В большом просторном кабинете, обыкновенно светлом, оттого что солнце толкалось в его окна большую часть дня, было несколько электронных часов, каждые из которых жили своей независимой электронной жизнью. Этот факт индифферентного сосуществования нескольких систем, которые должны цепляться за время с одинаковой поспешностью и через эталонные промежутки, неожиданно сильно поразил воображение Григория Владимировича, скомкав все рабочее настроение и порвав обычный строй продуктивной мысли.
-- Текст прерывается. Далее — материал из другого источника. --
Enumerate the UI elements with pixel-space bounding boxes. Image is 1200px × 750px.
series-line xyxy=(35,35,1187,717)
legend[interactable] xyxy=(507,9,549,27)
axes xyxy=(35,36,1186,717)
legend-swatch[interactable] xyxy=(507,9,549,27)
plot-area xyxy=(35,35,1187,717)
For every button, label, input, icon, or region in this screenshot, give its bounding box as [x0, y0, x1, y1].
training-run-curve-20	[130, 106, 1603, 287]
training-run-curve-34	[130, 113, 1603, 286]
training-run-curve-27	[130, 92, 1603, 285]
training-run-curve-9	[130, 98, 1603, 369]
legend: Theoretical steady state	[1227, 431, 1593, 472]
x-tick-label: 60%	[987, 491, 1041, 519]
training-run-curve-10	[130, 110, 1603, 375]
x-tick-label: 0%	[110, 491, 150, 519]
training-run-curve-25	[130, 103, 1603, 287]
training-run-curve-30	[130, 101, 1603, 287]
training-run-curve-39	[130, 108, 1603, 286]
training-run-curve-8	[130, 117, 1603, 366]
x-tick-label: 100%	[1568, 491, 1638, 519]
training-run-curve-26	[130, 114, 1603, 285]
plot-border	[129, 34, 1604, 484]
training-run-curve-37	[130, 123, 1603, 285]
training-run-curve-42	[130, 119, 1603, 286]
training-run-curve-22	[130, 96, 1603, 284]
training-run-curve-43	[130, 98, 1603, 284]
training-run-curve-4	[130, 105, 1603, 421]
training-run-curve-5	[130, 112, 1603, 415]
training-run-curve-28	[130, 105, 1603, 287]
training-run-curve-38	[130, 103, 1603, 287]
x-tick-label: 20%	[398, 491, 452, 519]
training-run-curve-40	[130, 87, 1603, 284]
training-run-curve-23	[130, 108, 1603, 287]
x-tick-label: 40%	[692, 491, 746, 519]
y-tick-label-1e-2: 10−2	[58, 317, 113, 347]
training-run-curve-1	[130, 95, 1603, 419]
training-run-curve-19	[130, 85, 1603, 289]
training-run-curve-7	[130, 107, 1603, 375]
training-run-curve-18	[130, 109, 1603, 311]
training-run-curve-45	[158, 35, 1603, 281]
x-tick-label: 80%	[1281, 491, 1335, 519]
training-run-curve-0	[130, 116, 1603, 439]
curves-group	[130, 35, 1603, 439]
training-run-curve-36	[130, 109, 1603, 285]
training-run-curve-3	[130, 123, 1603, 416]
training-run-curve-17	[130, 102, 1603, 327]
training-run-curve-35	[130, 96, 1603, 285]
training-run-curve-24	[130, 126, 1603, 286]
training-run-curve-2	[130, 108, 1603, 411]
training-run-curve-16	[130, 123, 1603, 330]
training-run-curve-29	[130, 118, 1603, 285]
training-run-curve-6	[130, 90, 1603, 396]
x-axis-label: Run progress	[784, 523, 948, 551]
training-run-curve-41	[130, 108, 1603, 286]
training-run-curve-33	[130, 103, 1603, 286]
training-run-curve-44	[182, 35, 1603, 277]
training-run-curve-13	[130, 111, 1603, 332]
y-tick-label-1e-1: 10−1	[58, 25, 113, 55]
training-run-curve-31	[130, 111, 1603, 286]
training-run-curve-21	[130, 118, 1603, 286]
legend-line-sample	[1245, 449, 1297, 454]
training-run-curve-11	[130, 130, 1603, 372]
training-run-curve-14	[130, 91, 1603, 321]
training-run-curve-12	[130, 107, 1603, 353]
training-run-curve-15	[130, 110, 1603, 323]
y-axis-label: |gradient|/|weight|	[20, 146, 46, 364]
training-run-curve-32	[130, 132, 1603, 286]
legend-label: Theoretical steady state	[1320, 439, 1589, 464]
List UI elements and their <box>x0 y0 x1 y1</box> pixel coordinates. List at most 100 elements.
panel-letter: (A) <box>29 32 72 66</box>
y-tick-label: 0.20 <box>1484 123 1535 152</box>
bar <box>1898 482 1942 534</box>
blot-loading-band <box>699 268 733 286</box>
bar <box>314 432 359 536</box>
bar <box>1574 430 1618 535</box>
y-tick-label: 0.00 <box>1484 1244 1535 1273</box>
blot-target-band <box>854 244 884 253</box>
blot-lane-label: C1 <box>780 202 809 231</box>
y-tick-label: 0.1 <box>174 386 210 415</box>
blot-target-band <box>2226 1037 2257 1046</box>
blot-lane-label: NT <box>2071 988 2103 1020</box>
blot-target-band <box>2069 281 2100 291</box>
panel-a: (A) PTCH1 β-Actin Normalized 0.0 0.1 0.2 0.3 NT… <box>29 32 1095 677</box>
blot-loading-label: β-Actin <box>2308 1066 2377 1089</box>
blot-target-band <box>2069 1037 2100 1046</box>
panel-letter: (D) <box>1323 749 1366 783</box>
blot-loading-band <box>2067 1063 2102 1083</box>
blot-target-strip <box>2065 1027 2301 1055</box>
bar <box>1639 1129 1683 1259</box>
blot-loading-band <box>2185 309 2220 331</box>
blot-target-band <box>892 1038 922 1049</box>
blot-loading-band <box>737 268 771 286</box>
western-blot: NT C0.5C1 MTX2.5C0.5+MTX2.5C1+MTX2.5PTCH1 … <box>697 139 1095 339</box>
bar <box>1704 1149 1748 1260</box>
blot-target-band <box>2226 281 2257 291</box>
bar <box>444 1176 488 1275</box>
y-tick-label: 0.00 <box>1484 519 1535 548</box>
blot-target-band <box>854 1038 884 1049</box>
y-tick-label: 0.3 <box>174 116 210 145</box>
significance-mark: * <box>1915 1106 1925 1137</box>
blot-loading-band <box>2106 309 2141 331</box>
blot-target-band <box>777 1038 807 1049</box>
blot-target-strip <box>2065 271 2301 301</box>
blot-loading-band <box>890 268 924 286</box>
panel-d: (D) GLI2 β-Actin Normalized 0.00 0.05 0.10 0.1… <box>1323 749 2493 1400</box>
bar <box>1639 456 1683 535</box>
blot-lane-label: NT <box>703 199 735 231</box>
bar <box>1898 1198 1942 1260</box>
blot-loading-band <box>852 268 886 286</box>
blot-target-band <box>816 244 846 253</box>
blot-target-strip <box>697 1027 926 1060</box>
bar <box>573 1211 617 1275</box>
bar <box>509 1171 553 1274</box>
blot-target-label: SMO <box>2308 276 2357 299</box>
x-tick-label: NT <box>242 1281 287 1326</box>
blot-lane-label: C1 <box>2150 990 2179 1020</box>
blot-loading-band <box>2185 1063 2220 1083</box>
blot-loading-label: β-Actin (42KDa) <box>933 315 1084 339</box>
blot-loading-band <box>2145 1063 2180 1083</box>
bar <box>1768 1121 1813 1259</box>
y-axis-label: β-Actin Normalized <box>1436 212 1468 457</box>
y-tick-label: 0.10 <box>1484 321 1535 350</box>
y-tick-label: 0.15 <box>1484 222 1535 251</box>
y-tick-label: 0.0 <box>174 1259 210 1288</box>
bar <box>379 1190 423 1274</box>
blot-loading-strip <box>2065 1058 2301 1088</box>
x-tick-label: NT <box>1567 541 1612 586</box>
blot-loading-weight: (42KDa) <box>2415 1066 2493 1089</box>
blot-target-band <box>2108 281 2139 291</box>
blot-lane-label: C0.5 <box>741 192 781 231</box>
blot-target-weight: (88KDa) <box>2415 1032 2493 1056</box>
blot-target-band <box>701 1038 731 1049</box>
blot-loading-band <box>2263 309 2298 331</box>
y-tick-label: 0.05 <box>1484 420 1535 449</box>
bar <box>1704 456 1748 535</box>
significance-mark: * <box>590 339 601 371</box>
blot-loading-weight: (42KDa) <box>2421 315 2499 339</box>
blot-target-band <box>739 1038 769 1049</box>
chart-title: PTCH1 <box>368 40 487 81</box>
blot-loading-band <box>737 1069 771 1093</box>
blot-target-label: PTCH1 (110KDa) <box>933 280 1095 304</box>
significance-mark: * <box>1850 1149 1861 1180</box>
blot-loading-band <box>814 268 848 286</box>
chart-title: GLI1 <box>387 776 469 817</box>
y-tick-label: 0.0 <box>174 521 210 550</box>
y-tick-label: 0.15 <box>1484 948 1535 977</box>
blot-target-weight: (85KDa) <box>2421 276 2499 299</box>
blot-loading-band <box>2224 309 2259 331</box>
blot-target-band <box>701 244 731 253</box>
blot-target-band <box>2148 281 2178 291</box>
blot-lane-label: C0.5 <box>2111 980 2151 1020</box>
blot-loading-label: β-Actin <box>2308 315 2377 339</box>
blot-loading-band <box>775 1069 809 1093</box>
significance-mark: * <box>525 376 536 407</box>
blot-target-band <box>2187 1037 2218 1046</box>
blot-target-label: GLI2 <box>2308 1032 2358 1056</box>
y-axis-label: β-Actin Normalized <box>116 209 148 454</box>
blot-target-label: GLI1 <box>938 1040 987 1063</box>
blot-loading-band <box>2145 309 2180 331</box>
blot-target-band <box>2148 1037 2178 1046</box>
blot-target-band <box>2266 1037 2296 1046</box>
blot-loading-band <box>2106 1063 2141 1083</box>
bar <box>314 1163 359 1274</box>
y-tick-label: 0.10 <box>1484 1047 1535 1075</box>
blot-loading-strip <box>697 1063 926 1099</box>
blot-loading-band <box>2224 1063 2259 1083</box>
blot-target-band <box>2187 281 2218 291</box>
С самого утра он работал много и с удовольствием. Жестко вычертились несколько серьезных соображений, готовых вот-вот лечь в основу нового кодекса общегосударственных законов, но подспудный привкус близкого существования этого пресловутого Фомы Неверующего вытолкал в оперативную память первого заместителя министра комплекс душевных тем, к переживанию которых он не любил возвращаться. Он еще раз обвел сквозным взглядом островки прободения во временной ткани, зачарованно посмотрел, как все часы подряд потянули на себя одну и ту же секунду, точно отнимая ее друг у друга, и…

…вспомнил Лизу.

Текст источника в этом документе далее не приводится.